In 1958, Langsam et al. proposed a simple classification for appendiceal intussusception. Type I begins at tip of the appendix (the intussusceptum) which intussuscepts into its more proximal portion (the intussuscipiens). Type II begins in the base of the appendix (intussusceptum) and the caecum is the intussuscipiens. In type III, the base of the appendix is the intussusceptum received by the appendiceal tip. Type IV refers to complete inversion of the appendix with accompanying ileocaecal intussusception, whereby the appendix remains the leading point of the intussusceptum. This can result from Types 1 and 2 intussusception.

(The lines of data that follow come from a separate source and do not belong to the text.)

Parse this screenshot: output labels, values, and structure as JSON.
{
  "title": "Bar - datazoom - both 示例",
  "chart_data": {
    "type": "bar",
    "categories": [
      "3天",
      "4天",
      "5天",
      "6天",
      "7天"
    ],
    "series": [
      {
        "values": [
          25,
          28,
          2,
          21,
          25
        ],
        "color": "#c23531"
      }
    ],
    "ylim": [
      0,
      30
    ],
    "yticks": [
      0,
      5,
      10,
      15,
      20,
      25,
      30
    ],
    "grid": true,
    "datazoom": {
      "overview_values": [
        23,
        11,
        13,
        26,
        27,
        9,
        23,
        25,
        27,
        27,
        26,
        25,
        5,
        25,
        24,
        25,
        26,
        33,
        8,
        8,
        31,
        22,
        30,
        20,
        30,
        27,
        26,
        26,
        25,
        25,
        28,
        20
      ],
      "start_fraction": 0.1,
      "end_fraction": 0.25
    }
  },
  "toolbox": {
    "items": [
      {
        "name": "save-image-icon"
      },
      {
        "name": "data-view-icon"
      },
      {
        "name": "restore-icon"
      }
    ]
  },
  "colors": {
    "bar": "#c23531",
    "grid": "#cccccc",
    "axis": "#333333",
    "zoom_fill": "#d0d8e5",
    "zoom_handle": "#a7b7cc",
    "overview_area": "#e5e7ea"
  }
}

Different radiological investigations including barium enema, ultrasonography and CT have been utilised in the diagnosis of appendiceal intussusception.2 Findings such as absent appendiceal filling or a coiled spring appearance in the caecum on double-contrast barium enema have been described.1,3 Features such as ‘target-like’ appearance and the ‘concentric ring sign’ on axial ultrasonography have been described in the literature.1,3 Furthermore, an inverted appendix intruding into the caecum may be observed on longitudinal ultrasound.1 However, absent filling on barium enema is neither sensitive nor specific in the diagnosis of intussusception.

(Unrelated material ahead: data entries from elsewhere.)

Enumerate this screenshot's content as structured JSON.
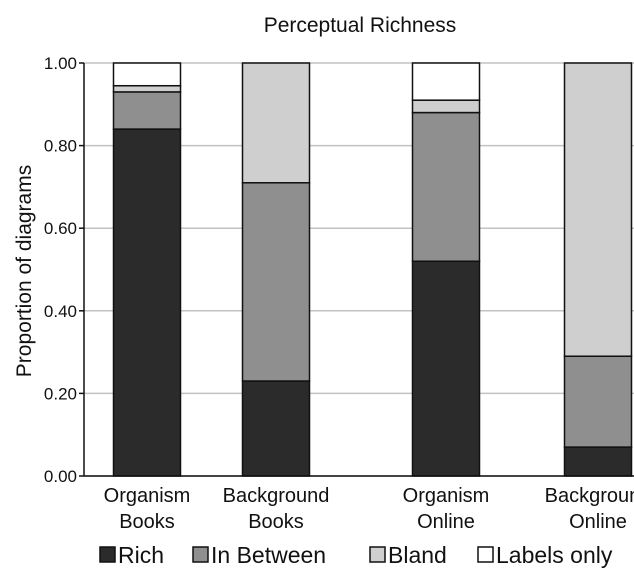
{
  "chart_data": {
    "type": "bar",
    "stacked": true,
    "title": "Perceptual Richness",
    "xlabel": "",
    "ylabel": "Proportion of diagrams",
    "ylim": [
      0,
      1
    ],
    "yticks": [
      "0.00",
      "0.20",
      "0.40",
      "0.60",
      "0.80",
      "1.00"
    ],
    "grid": true,
    "legend_position": "bottom",
    "categories": [
      [
        "Organism",
        "Books"
      ],
      [
        "Background",
        "Books"
      ],
      [
        "Organism",
        "Online"
      ],
      [
        "Background",
        "Online"
      ]
    ],
    "series": [
      {
        "name": "Rich",
        "color": "#2b2b2b",
        "values": [
          0.84,
          0.23,
          0.52,
          0.07
        ]
      },
      {
        "name": "In Between",
        "color": "#8f8f8f",
        "values": [
          0.09,
          0.48,
          0.36,
          0.22
        ]
      },
      {
        "name": "Bland",
        "color": "#cfcfcf",
        "values": [
          0.015,
          0.29,
          0.03,
          0.71
        ]
      },
      {
        "name": "Labels only",
        "color": "#ffffff",
        "values": [
          0.055,
          0.0,
          0.09,
          0.0
        ]
      }
    ]
  }
}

There are several reports in the literature of appendiceal intussusception being diagnosed on colonoscopy.1 Its appearance is commonly referred to as polypoid; however, the intussusceptions may reduce on insufflation of air during colonoscopy, resulting in a halo-like erythematous region surrounding the appendiceal lumen.3 However, there are also reports of cases of appendiceal intussusception misdiagnosed endoscopically as a caecal polyp or carcinoma.

Conclusions

Correct diagnosis of appendiceal intussusception is vital in avoiding unnecessary and potentially catastrophic interventions like endoscopic excision or even more radical surgery in cases of suspected malignancy. In symptomatic patients, laparoscopic appendicectomy is effective and low in risk. Successful endoscopic appendicectomy has also been described in the literature. However, in our opinion, surgical intervention is unnecessary in patients with long-standing asymptomatic appendiceal intussusception.